Mon père et Montsé, sa sœur vivent à côté de Canet, à Villeneuve de la Raho. Une belle partie de mon enfance s’est déroulée dans ce village.  Ma tante m’a toujours accompagnée et soutenue, elle continue d’ailleurs aujourd’hui.

Je travaillais en tant que saisonnière au sein de la brigade des pompiers. Physiquement, j’ai progressé et j’ai franchi un cap dans ce service. Des sacrifices, j’en faisais depuis toute petite. J’ai continué à en faire là-bas. Penser aux autres avant soi. Prendre en charge des blessés. Éteindre le feu. Mettre sa vie en danger. Tous ces petits détails n’en sont finalement pas. Ce sont des signes qui m’ont toujours animée et confortée dans ma vie professionnelle et personnelle. Avec mes collègues, nous étions vraiment unis. Nous pouvions faire des raids multisports chaque une à deux fois par an ou bien jouer de façon très régulière au squash. Moi qui voulais continuer le sport à côté de mon travail, j’étais servie. Je faisais même parfois les deux en même temps. Cette mission d’intérim ne durait que quatre mois dans l’année. Le reste du temps, j’enchaînais les petits boulots toujours dans les maisons d’enfants à caractère social sur un poste de monitrice. Mon fils veut aujourd’hui être pompier professionnel. Il est encore jeune, il n’a que 15 ans. Cette envie, il me l’a confiée alors qu’il ne voulait pas entendre parler de ce métier jusqu’à ses 13-14 ans. Aujourd’hui, je suis fière de lui quand je le vois aider une personne âgée à porter ses courses jusqu’à une voiture ou renseigner une personne malvoyante dans son établissement scolaire pour la cantine. Il aurait aimé être docteur. Un docteur qui déteste l’école, je n’en ai jamais vu. S’il termine pompier, je serai la maman la plus comblée du monde.
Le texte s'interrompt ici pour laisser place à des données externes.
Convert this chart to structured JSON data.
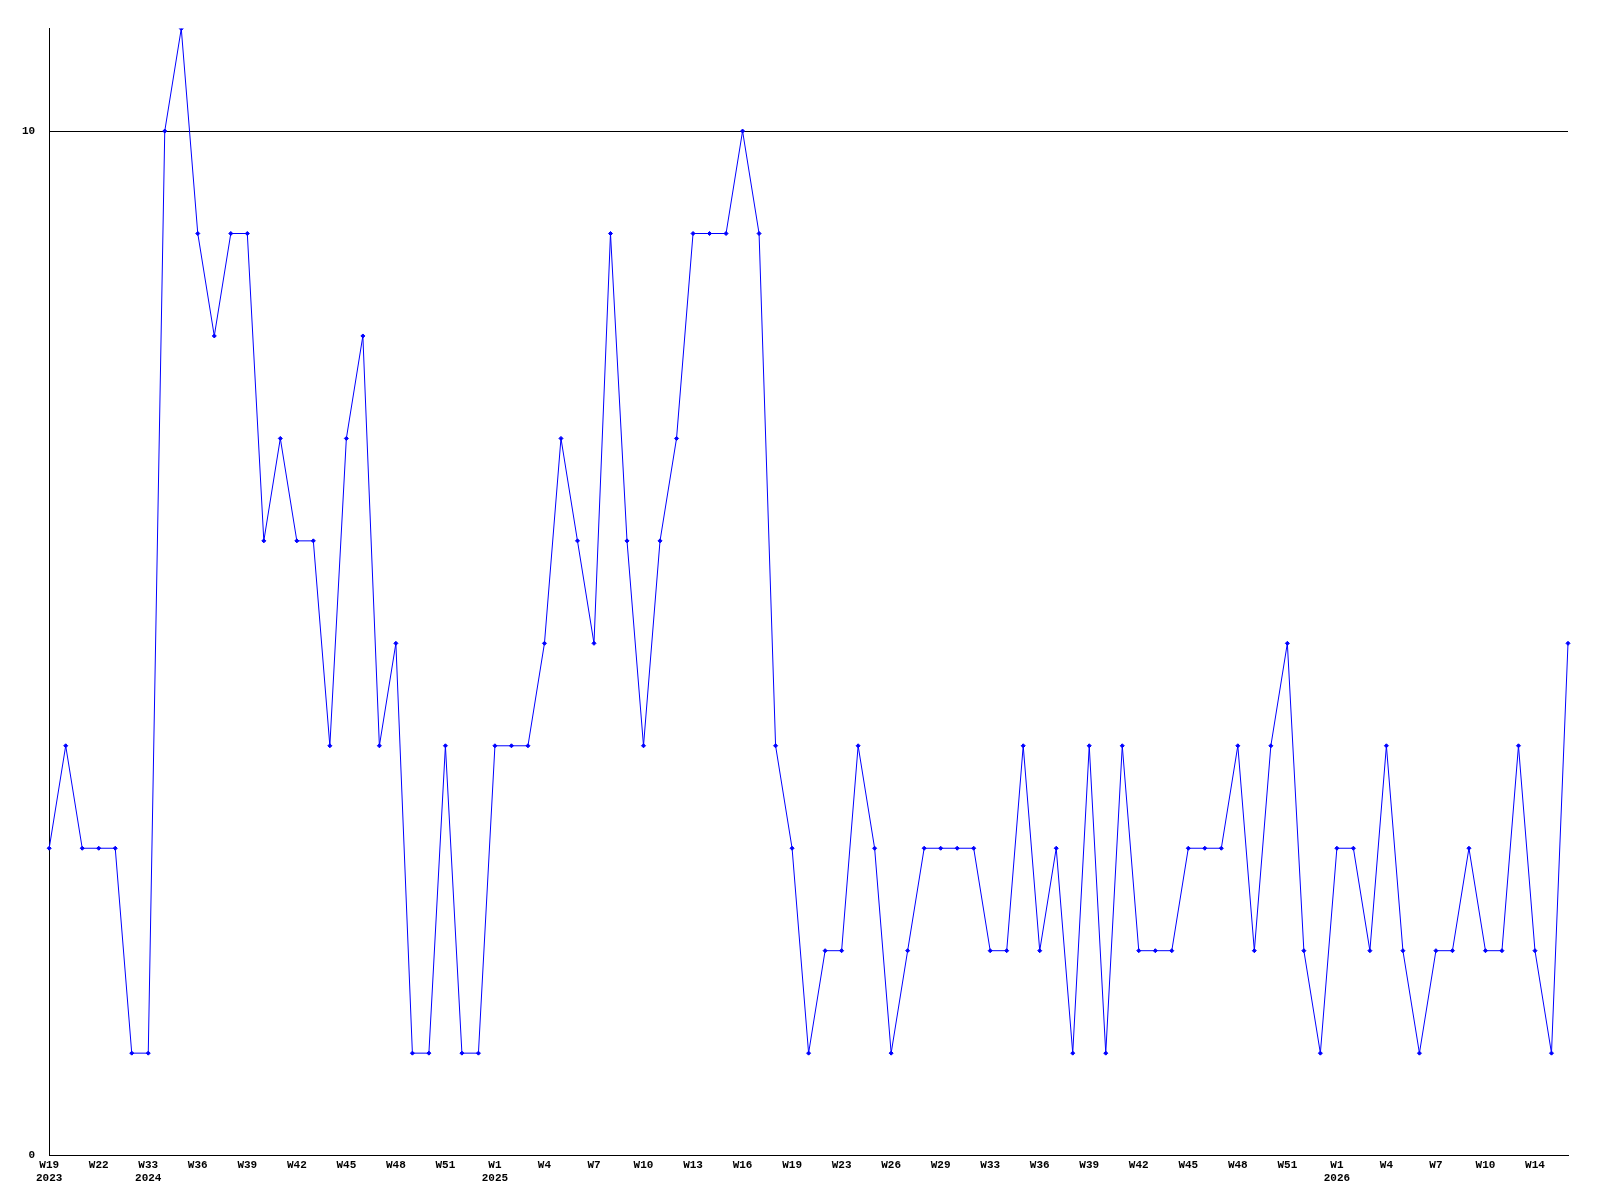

Cette parenthèse enchantée chez les sapeurs-pompiers s’est terminée brutalement quand j’ai dû emménager (au lieu de « aménager ») du côté de Toulouse pour me rapprocher de ma sœur et de ma maman malade. Lorsque je suis arrivée, j’ai travaillé dans un foyer d’accueil pour jeunes adultes handicapés. Je faisais des remplacements jusqu’à ce que je passe mon diplôme d’état d’aide médico-psychologique. Je suis restée 7 ans dans cet établissement. L’usage de la formule est peut-être un peu cliché. Elle résume pourtant mon état d’esprit au bout de ce septennat : « Je n’ai pas vu le temps passer. »

Le temps, je l’ai pris par la suite. J’ai entamé une formation d’infirmière. Pourquoi ? J’avais l’impression d’avoir fait le tour du médico-social. Toujours aussi sportive, je voulais également pouvoir associer mon travail à mon loisir. En tant qu’infirmière, je ne supporte pas ne pas comprendre ce qui se passe. J’ai besoin de tout contrôler et d’avoir un maximum de réponses aux questions. Ces questions, on ne me les pose pas forcément. Je me les pose moi-même. Comment est-ce possible ? Pourquoi un patient a développé cette maladie ? Quels symptômes atypiques présente cette patiente ? J’ai besoin de faire du lien et de comprendre les personnes que je prends en charge. Au niveau du cerveau, des bronches, des globules blancs, des globules rouges, je veux avoir le maximum de compétences pour être sereine dans mes prises en charge. Je suis plus à l’aise avec les personnes présentant des particularités que j’ai déjà rencontrées au niveau sportif. Je cours en haute altitude, parfois dans des endroits où le thermostat affiche -40 degrés. En Finlande, j’ai eu l’occasion de vivre un bronchospasme à cause de mes voies aériennes qui étaient bouchées. Un jour, aux urgences, un patient est arrivé, car il n’arrivait pas à faire entrer de l’air dans ses poumons. Il s’étouffait, il paniquait et il avait peur. J’avais eu cette même sensation durant quelques minutes. Je l’ai rassuré. Je lui ai expliqué le meilleur comportement à adopter et il s’est détendu. Il m’a remercié par la suite. Ce sont des histoires comme ça qui font que je me sens légitime à aider mon prochain.